1Da antwortete Zophar von Naema und sprach:

2Darauf muß ich antworten und kann nicht harren.

3Denn ich muß hören, wie man mich straft und tadelt; aber der Geist meines Verstandes soll für mich antworten.

4Weißt du nicht, daß es allezeit so gegangen ist, seitdem Menschen auf Erden gewesen sind:

5daß der Ruhm der Gottlosen steht nicht lange und die Freude des Heuchlers währt einen Augenblick?

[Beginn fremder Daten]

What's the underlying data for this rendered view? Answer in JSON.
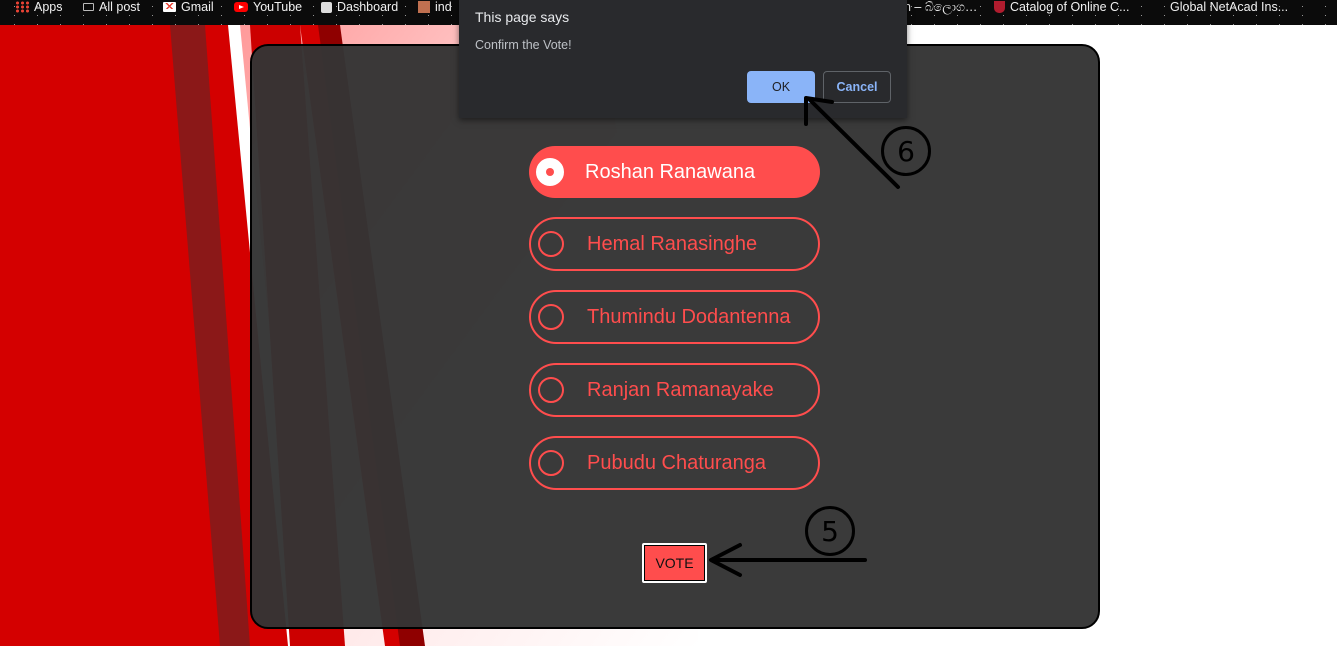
{
  "bookmarks": [
    {
      "label": "Apps",
      "icon": "apps-grid-icon"
    },
    {
      "label": "All post",
      "icon": "monitor-icon"
    },
    {
      "label": "Gmail",
      "icon": "gmail-icon"
    },
    {
      "label": "YouTube",
      "icon": "youtube-icon"
    },
    {
      "label": "Dashboard",
      "icon": "dashboard-icon"
    },
    {
      "label": "ind",
      "icon": "site-icon"
    },
    {
      "label": "n – බ්ලොග…",
      "icon": ""
    },
    {
      "label": "Catalog of Online C...",
      "icon": "shield-crest-icon"
    },
    {
      "label": "Global NetAcad Ins...",
      "icon": ""
    }
  ],
  "dialog": {
    "title": "This page says",
    "message": "Confirm the Vote!",
    "ok_label": "OK",
    "cancel_label": "Cancel"
  },
  "candidates": [
    {
      "name": "Roshan Ranawana",
      "selected": true
    },
    {
      "name": "Hemal Ranasinghe",
      "selected": false
    },
    {
      "name": "Thumindu Dodantenna",
      "selected": false
    },
    {
      "name": "Ranjan Ramanayake",
      "selected": false
    },
    {
      "name": "Pubudu Chaturanga",
      "selected": false
    }
  ],
  "vote_button": {
    "label": "VOTE"
  },
  "annotations": [
    {
      "step": "5"
    },
    {
      "step": "6"
    }
  ],
  "colors": {
    "accent": "#ff4d4d",
    "panel": "#343434",
    "dialog_bg": "#292a2d",
    "dialog_ok": "#8ab4f8",
    "background_red": "#d40000"
  }
}
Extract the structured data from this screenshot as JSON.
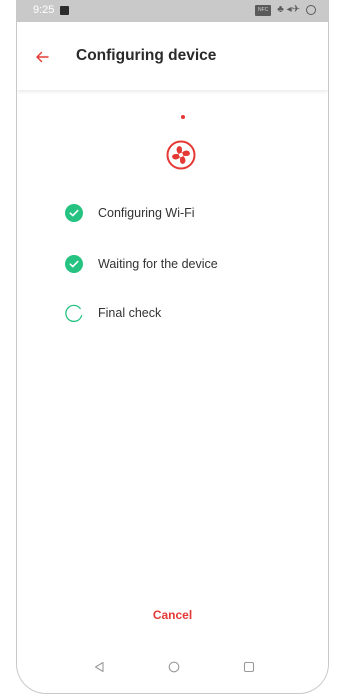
{
  "status_bar": {
    "time": "9:25",
    "badge": "NFC",
    "right_glyphs": "♣ ◂✈"
  },
  "app_bar": {
    "title": "Configuring device",
    "back_icon": "arrow-left-icon"
  },
  "steps": [
    {
      "label": "Configuring Wi-Fi",
      "state": "done"
    },
    {
      "label": "Waiting for the device",
      "state": "done"
    },
    {
      "label": "Final check",
      "state": "in-progress"
    }
  ],
  "cancel_label": "Cancel",
  "colors": {
    "accent": "#e53935",
    "success": "#26c281",
    "status_bar": "#c9c9c9",
    "title_text": "#2a2a2a"
  }
}
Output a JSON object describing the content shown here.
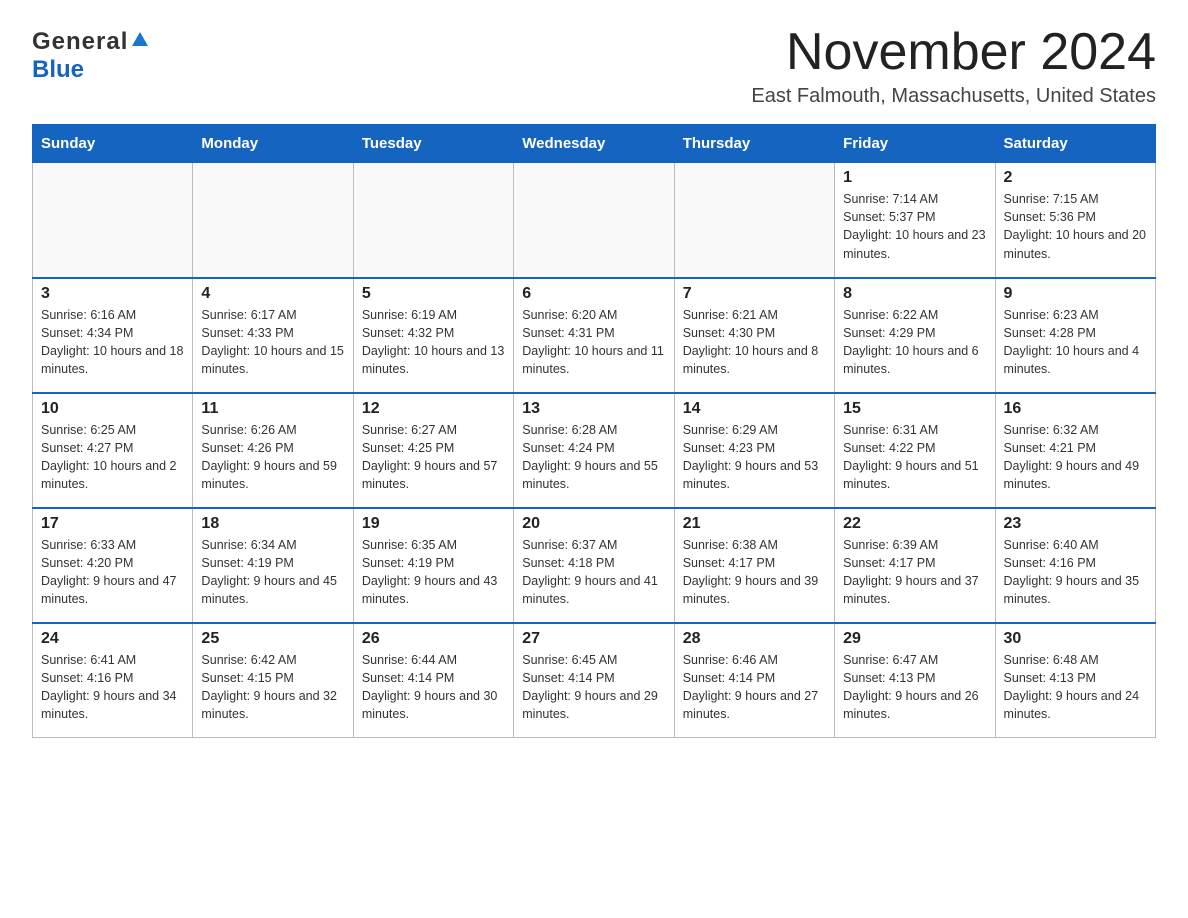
{
  "header": {
    "logo_general": "General",
    "logo_blue": "Blue",
    "month_title": "November 2024",
    "location": "East Falmouth, Massachusetts, United States"
  },
  "weekdays": [
    "Sunday",
    "Monday",
    "Tuesday",
    "Wednesday",
    "Thursday",
    "Friday",
    "Saturday"
  ],
  "weeks": [
    [
      {
        "day": "",
        "info": ""
      },
      {
        "day": "",
        "info": ""
      },
      {
        "day": "",
        "info": ""
      },
      {
        "day": "",
        "info": ""
      },
      {
        "day": "",
        "info": ""
      },
      {
        "day": "1",
        "info": "Sunrise: 7:14 AM\nSunset: 5:37 PM\nDaylight: 10 hours and 23 minutes."
      },
      {
        "day": "2",
        "info": "Sunrise: 7:15 AM\nSunset: 5:36 PM\nDaylight: 10 hours and 20 minutes."
      }
    ],
    [
      {
        "day": "3",
        "info": "Sunrise: 6:16 AM\nSunset: 4:34 PM\nDaylight: 10 hours and 18 minutes."
      },
      {
        "day": "4",
        "info": "Sunrise: 6:17 AM\nSunset: 4:33 PM\nDaylight: 10 hours and 15 minutes."
      },
      {
        "day": "5",
        "info": "Sunrise: 6:19 AM\nSunset: 4:32 PM\nDaylight: 10 hours and 13 minutes."
      },
      {
        "day": "6",
        "info": "Sunrise: 6:20 AM\nSunset: 4:31 PM\nDaylight: 10 hours and 11 minutes."
      },
      {
        "day": "7",
        "info": "Sunrise: 6:21 AM\nSunset: 4:30 PM\nDaylight: 10 hours and 8 minutes."
      },
      {
        "day": "8",
        "info": "Sunrise: 6:22 AM\nSunset: 4:29 PM\nDaylight: 10 hours and 6 minutes."
      },
      {
        "day": "9",
        "info": "Sunrise: 6:23 AM\nSunset: 4:28 PM\nDaylight: 10 hours and 4 minutes."
      }
    ],
    [
      {
        "day": "10",
        "info": "Sunrise: 6:25 AM\nSunset: 4:27 PM\nDaylight: 10 hours and 2 minutes."
      },
      {
        "day": "11",
        "info": "Sunrise: 6:26 AM\nSunset: 4:26 PM\nDaylight: 9 hours and 59 minutes."
      },
      {
        "day": "12",
        "info": "Sunrise: 6:27 AM\nSunset: 4:25 PM\nDaylight: 9 hours and 57 minutes."
      },
      {
        "day": "13",
        "info": "Sunrise: 6:28 AM\nSunset: 4:24 PM\nDaylight: 9 hours and 55 minutes."
      },
      {
        "day": "14",
        "info": "Sunrise: 6:29 AM\nSunset: 4:23 PM\nDaylight: 9 hours and 53 minutes."
      },
      {
        "day": "15",
        "info": "Sunrise: 6:31 AM\nSunset: 4:22 PM\nDaylight: 9 hours and 51 minutes."
      },
      {
        "day": "16",
        "info": "Sunrise: 6:32 AM\nSunset: 4:21 PM\nDaylight: 9 hours and 49 minutes."
      }
    ],
    [
      {
        "day": "17",
        "info": "Sunrise: 6:33 AM\nSunset: 4:20 PM\nDaylight: 9 hours and 47 minutes."
      },
      {
        "day": "18",
        "info": "Sunrise: 6:34 AM\nSunset: 4:19 PM\nDaylight: 9 hours and 45 minutes."
      },
      {
        "day": "19",
        "info": "Sunrise: 6:35 AM\nSunset: 4:19 PM\nDaylight: 9 hours and 43 minutes."
      },
      {
        "day": "20",
        "info": "Sunrise: 6:37 AM\nSunset: 4:18 PM\nDaylight: 9 hours and 41 minutes."
      },
      {
        "day": "21",
        "info": "Sunrise: 6:38 AM\nSunset: 4:17 PM\nDaylight: 9 hours and 39 minutes."
      },
      {
        "day": "22",
        "info": "Sunrise: 6:39 AM\nSunset: 4:17 PM\nDaylight: 9 hours and 37 minutes."
      },
      {
        "day": "23",
        "info": "Sunrise: 6:40 AM\nSunset: 4:16 PM\nDaylight: 9 hours and 35 minutes."
      }
    ],
    [
      {
        "day": "24",
        "info": "Sunrise: 6:41 AM\nSunset: 4:16 PM\nDaylight: 9 hours and 34 minutes."
      },
      {
        "day": "25",
        "info": "Sunrise: 6:42 AM\nSunset: 4:15 PM\nDaylight: 9 hours and 32 minutes."
      },
      {
        "day": "26",
        "info": "Sunrise: 6:44 AM\nSunset: 4:14 PM\nDaylight: 9 hours and 30 minutes."
      },
      {
        "day": "27",
        "info": "Sunrise: 6:45 AM\nSunset: 4:14 PM\nDaylight: 9 hours and 29 minutes."
      },
      {
        "day": "28",
        "info": "Sunrise: 6:46 AM\nSunset: 4:14 PM\nDaylight: 9 hours and 27 minutes."
      },
      {
        "day": "29",
        "info": "Sunrise: 6:47 AM\nSunset: 4:13 PM\nDaylight: 9 hours and 26 minutes."
      },
      {
        "day": "30",
        "info": "Sunrise: 6:48 AM\nSunset: 4:13 PM\nDaylight: 9 hours and 24 minutes."
      }
    ]
  ]
}
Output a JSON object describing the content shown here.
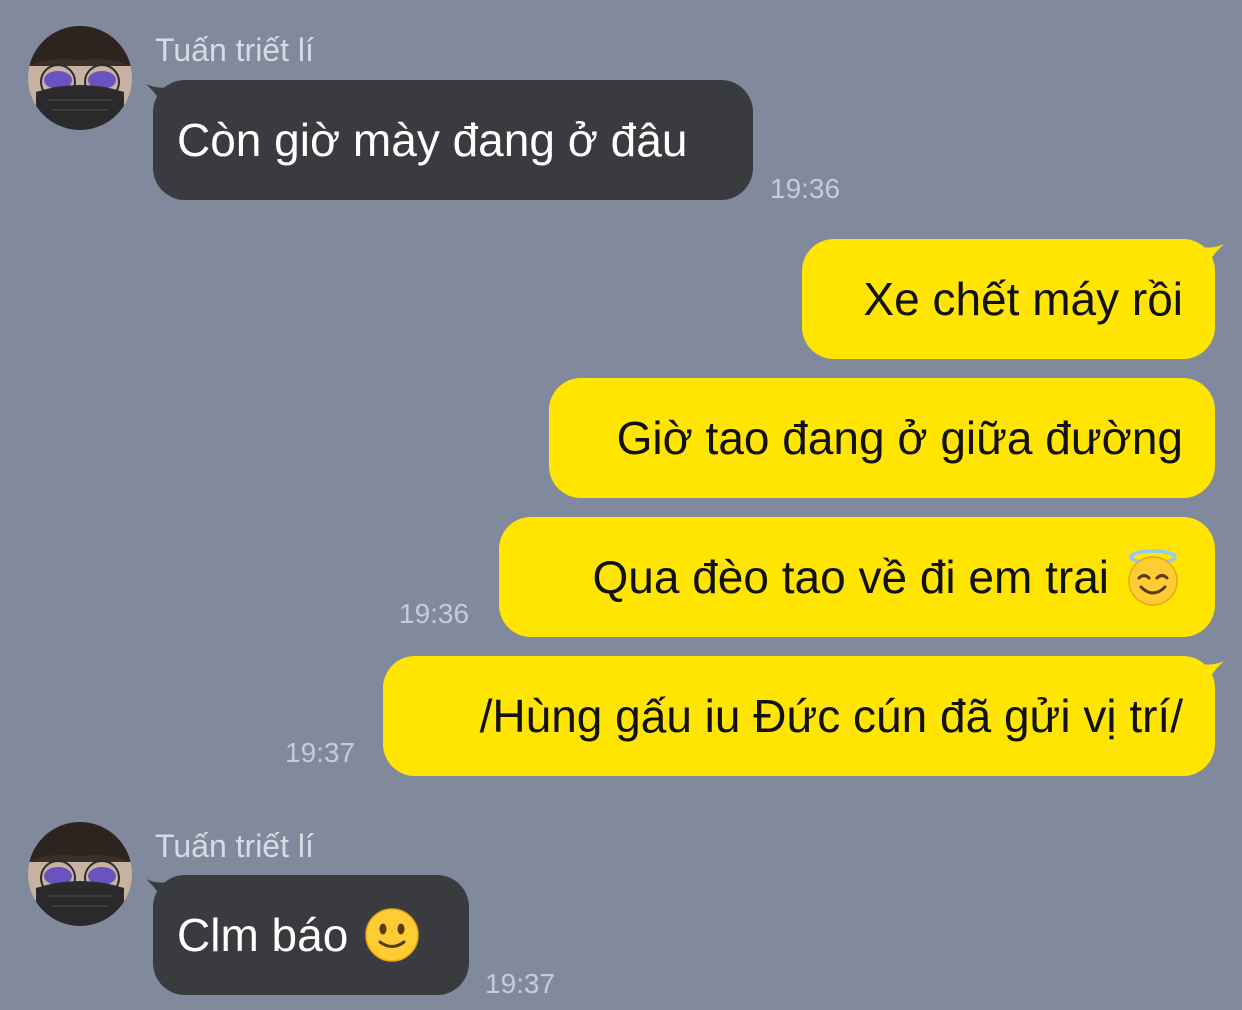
{
  "chat": {
    "messages": [
      {
        "direction": "incoming",
        "sender": "Tuấn triết lí",
        "text": "Còn giờ mày đang ở đâu",
        "time": "19:36"
      },
      {
        "direction": "outgoing",
        "text": "Xe chết máy rồi"
      },
      {
        "direction": "outgoing",
        "text": "Giờ tao đang ở giữa đường"
      },
      {
        "direction": "outgoing",
        "text": "Qua đèo tao về đi em trai",
        "emoji": "smiling-face-with-halo-icon",
        "time": "19:36"
      },
      {
        "direction": "outgoing",
        "text": "/Hùng gấu iu Đức cún đã gửi vị trí/",
        "time": "19:37"
      },
      {
        "direction": "incoming",
        "sender": "Tuấn triết lí",
        "text": "Clm báo",
        "emoji": "slightly-smiling-face-icon",
        "time": "19:37"
      }
    ]
  },
  "colors": {
    "background": "#808a9c",
    "incoming_bubble": "#3a3b3f",
    "outgoing_bubble": "#ffe500",
    "sender_name": "#d6dbe4",
    "timestamp": "#c5ccd8"
  }
}
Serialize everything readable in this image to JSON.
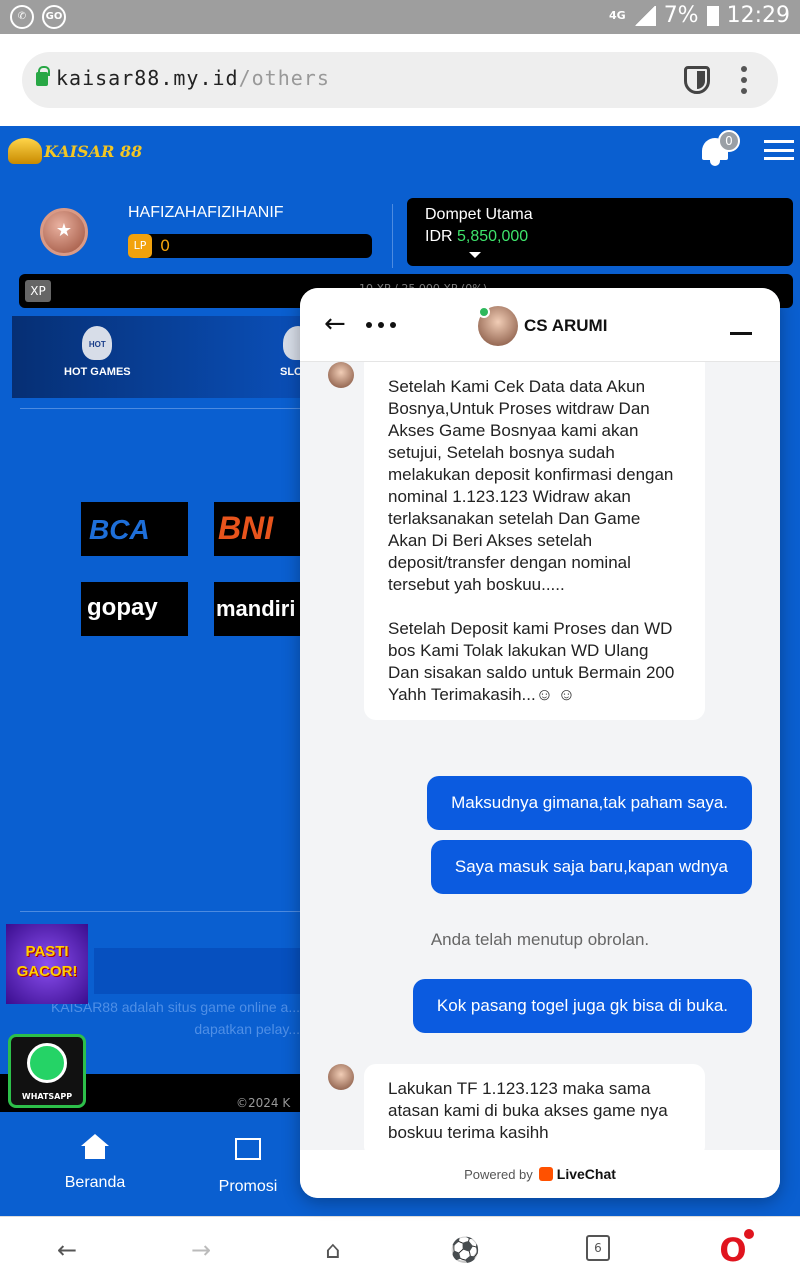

6Wenngleich seine Höhe in den Himmel reicht und sein Haupt an die Wolken rührt,

7so wird er doch zuletzt umkommen wie Kot, daß die, welche ihn gesehen haben, werden sagen: Wo ist er?

8Wie ein Traum vergeht, so wird er auch nicht zu finden sein, und wie ein Gesicht in der Nacht verschwindet.

9Welch Auge ihn gesehen hat, wird ihn nicht mehr sehen; und seine Stätte wird ihn nicht mehr schauen.

10Seine Kinder werden betteln gehen, und seine Hände müssen seine Habe wieder hergeben.

11Seine Gebeine werden seine heimlichen Sünden wohl bezahlen, und sie werden sich mit ihm in die Erde legen.

12Wenn ihm die Bosheit in seinem Munde wohl schmeckt, daß er sie birgt unter seiner Zunge,

13daß er sie hegt und nicht losläßt und sie zurückhält in seinem Gaumen,

14so wird seine Speise inwendig im Leibe sich verwandeln in Otterngalle.

15Die Güter, die er verschlungen hat, muß er wieder ausspeien, und Gott wird sie aus seinem Bauch stoßen.

16Er wird der Ottern Gift saugen, und die Zunge der Schlange wird ihn töten.

17Er wird nicht sehen die Ströme noch die Wasserbäche, die mit Honig und Butter fließen.

18Er wird arbeiten, und des nicht genießen; und seine Güter werden andern, daß er deren nicht froh wird.

19Denn er hat unterdrückt und verlassen den Armen; er hat Häuser an sich gerissen, die er nicht erbaut hat.

20Denn sein Wanst konnte nicht voll werden; so wird er mit seinem köstlichen Gut nicht entrinnen.

21Nichts blieb übrig vor seinem Fressen; darum wird sein gutes Leben keinen Bestand haben.

22Wenn er gleich die Fülle und genug hat, wird ihm doch angst werden; aller Hand Mühsal wird über ihn kommen.

23Es wird ihm der Wanst einmal voll werden, wenn er wird den Grimm seines Zorns über ihn senden und über ihn wird regnen lassen seine Speise.

24Er wird fliehen vor dem eisernen Harnisch, und der eherne Bogen wird ihn verjagen.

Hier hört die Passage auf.